* Launch of “junk” bonds on Shanghai bourse expected in H1
* Investment limited to institutions in trial period-sources
* Brokers, funds, asset managers to be primary investors
* Bonds issued by small firms to add to market depth
By Lu Jianxin and Kazunori Takada
SHANGHAI, March 16 (Reuters) - China’s plan to introduce high-yield corporate bonds on the Shanghai stock exchange will create a new class of investments in its capital market, bringing in new investors who have not been active in the country’s corporate debt market so far.
The move will also widen credit channels for small, private firms now largely shut out of China’s state-dominated financial system and offer alternative funding to bank loans and equity fundraising.
Analysts say the longer-term challenge of riskier instruments may also step up reform of China’s ratings system, transparency and regulations to better protect investors.
The so-called “junk” bond market is expected to open soon on a trial basis, offering high-risk, high-return corporate debt products to investors, including brokerages, asset managers, and hedging funds, sources with direct knowledge of the matter said.
The market may later open to private equity (PE) funds.

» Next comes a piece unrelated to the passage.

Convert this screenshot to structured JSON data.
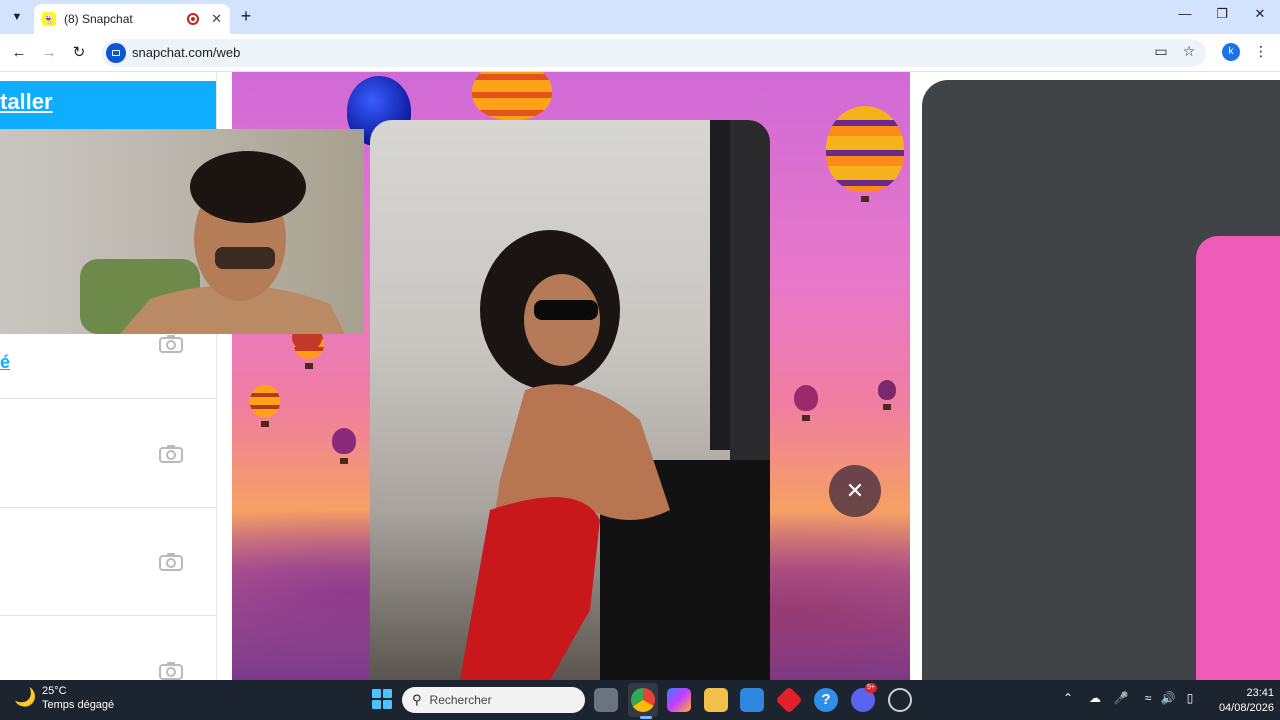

These institutions have so far mainly focused on China’s relatively mature stock and government bond markets as a lack of liquidity in the corporate debt market has constrained demand.
Allowing small private companies to start issuing bonds will help deepen the corporate debt market, where issuers have so far been dominated by large state-owned enterprises, listed companies and local government investment vehicles.
The high-yield bond market could be launched in the first half of this year, top securities regulator Guo Shuqing said last week. Traders and analysts believe the market could start with an experimental period for six months to a year.
“High-yield bonds are particularly important for asset allocations of financial institutions which have proprietary securities trading, such as brokerages and mutual funds,” said Li Jieming, bond analyst at Sealand Securities in Shenzhen.
“Those firms need to take risks for profits,” Li said.
But such risk factors will likely mean that banks and retail investors may be barred from entering the market at least during the experimental period, Li added.
A trader at a Chinese PE fund said he believed that such “risk considerations” may also prevent PE funds from trading “junk” bonds during the trial period.
But once allowed entry, risk-oriented PE funds would become primary traders of the high-yield bonds, the trader said.
Debt issuance by China’s non-financial firms accounts for around 10 percent of total corporate financing in recent years, with firms mainly relying on bank loans as the primary source of funding and the equity market to a lesser extent.
In comparison, debt financing typically accounts for 60 to 70 percent of total corporate financing in mature economies such as in the United States and in Europe.
Last week, Guo said on the sidelines of a parliamentary session that China’s high-yield bonds will be called “privately placed small- and medium-sized enterprise bonds”, hinting that “junk” bonds will be issued via private placements.
That means sellers will directly discuss coupon rates with underwriters and buyers, who may seek rates of more than 10 percent, more than double the usual cost of corporate debt.
Traders estimate underwriting fees and such high coupon rates may cost the issuer as much as 20 percent of the fundraising amount.
For investors, such high rates mean they will have to conduct a more careful analysis of each individual seller, a practice many may not be used to since macroeconomic prospects are often enough to judge the health of major companies, analysts said.
Sources said the new bonds will be initially traded on the Shanghai exchange’s fixed income platform, which is open to institutional investors only.
China’s top policymakers have been trying to expand access to funding for small enterprises, considered key to technical innovation and job creation, in a financial system dominated by large state-backed banks that lend mainly to big state firms.
Attempts to create a working bond market have so far led to a less-efficient, fragmented regulatory system.
The Chinese Securities Regulatory Commission now approves bond issues of listed firms, while the top economic planner, the National Development and Reform Commission, regulates non-listed companies issuing bonds with maturity of one year or more. Shanghai Stock Exchange Chairman Geng Liang has said the market is hammering out details for setting up the new market, including approval procedures.
Sources said authorities are considering letting “junk” bonds be supervised by the securities regulator, with only a registration required to issue the bonds as opposed to a lengthy and often cumbersome approval process presently.
“Junk” bonds are a step in the right direction for the development of China’s capital markets, many analysts say, although a lot more needs to be done.
“A mature junk debt market requires an objective rating system, and transparent information disclosure and law-protected liquidation mechanisms,” said a bond trader at a Chinese brokerage in Shanghai.